Protesters in Los Angeles march in 2011 against federal budget cuts. Scientists have expressed concern about 2013 cuts.
(Wally Skalij / Los Angeles Times)

California stands to lose about $180 million in medical and scientific research funding under sequestration cuts, the most of any state, according to a group of biomedical researchers.

Sequestration, which went into effect March 1 after Congress failed to reach a budget compromise, cuts $85 billion across government departments, agencies and programs.

The National Institutes of Health, which will lose $1.6 billion of its $30-billion budget through the sequester, is the world’s largest supporter of biomedical research, funding $2 billion in programs at the University of California system alone.

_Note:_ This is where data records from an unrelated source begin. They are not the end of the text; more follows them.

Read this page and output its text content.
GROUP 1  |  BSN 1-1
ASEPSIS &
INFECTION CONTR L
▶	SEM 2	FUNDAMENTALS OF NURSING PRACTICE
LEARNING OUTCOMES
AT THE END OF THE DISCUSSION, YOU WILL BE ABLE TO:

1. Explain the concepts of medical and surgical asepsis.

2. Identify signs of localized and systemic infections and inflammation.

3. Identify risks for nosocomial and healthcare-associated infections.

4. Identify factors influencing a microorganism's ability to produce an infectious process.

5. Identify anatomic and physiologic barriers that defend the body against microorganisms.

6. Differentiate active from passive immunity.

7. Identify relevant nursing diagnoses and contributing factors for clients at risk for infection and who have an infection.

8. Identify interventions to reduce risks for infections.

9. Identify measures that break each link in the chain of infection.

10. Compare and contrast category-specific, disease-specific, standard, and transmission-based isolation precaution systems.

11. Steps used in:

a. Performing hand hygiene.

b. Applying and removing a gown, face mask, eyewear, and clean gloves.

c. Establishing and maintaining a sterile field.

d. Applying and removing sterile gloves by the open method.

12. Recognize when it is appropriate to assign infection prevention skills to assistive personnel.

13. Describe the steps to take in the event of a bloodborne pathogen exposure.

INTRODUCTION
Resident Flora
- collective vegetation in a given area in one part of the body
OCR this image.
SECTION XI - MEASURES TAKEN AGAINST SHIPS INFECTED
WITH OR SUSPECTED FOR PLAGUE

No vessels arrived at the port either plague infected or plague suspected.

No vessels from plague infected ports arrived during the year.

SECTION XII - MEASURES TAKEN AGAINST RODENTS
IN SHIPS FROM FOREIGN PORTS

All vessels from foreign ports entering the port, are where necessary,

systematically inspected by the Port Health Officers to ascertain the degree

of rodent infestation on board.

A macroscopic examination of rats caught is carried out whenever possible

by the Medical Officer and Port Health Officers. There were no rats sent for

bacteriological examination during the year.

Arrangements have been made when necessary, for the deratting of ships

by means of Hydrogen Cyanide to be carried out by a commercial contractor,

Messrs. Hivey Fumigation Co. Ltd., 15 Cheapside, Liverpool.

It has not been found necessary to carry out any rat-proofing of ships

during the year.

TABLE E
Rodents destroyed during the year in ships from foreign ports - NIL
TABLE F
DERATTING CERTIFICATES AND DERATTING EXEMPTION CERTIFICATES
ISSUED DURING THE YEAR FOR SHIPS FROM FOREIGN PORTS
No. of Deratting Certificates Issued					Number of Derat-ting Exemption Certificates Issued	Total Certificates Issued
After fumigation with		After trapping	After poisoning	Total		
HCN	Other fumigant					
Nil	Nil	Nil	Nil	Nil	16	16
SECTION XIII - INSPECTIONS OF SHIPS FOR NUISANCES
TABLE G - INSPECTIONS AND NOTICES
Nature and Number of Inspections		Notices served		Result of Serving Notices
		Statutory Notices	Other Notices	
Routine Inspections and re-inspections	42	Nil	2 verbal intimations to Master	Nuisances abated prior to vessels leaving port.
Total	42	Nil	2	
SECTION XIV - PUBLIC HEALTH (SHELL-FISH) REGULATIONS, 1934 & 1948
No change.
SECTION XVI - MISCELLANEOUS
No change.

The cuts will halt current research and hinder innovation in the biomedical field, including potential breakthroughs in cancer, diabetes and neurological diseases, said the Federation of American Societies for Experimental Biology.

“I think the suddenness of [sequestration] and the depth of it would be a disaster for research, which is not an activity that you can turn on and off from year to year,” said Elias Zerhouni, president of Global R&D; at Sanofi-Aventis and former director of the NIH. “It will impact science for generations to come.”

The organization used 2011 NIH funding data, the most recent year with complete state funding information, with a 5.1% loss to calculate the effects of sequestration on the sciences nationwide.

Following California among the states most affected according to the study were Massachusetts and New York, which were expected to lose $128 million and $104 million, respectively.

Wyoming would lose the least at $316,000, according the federation.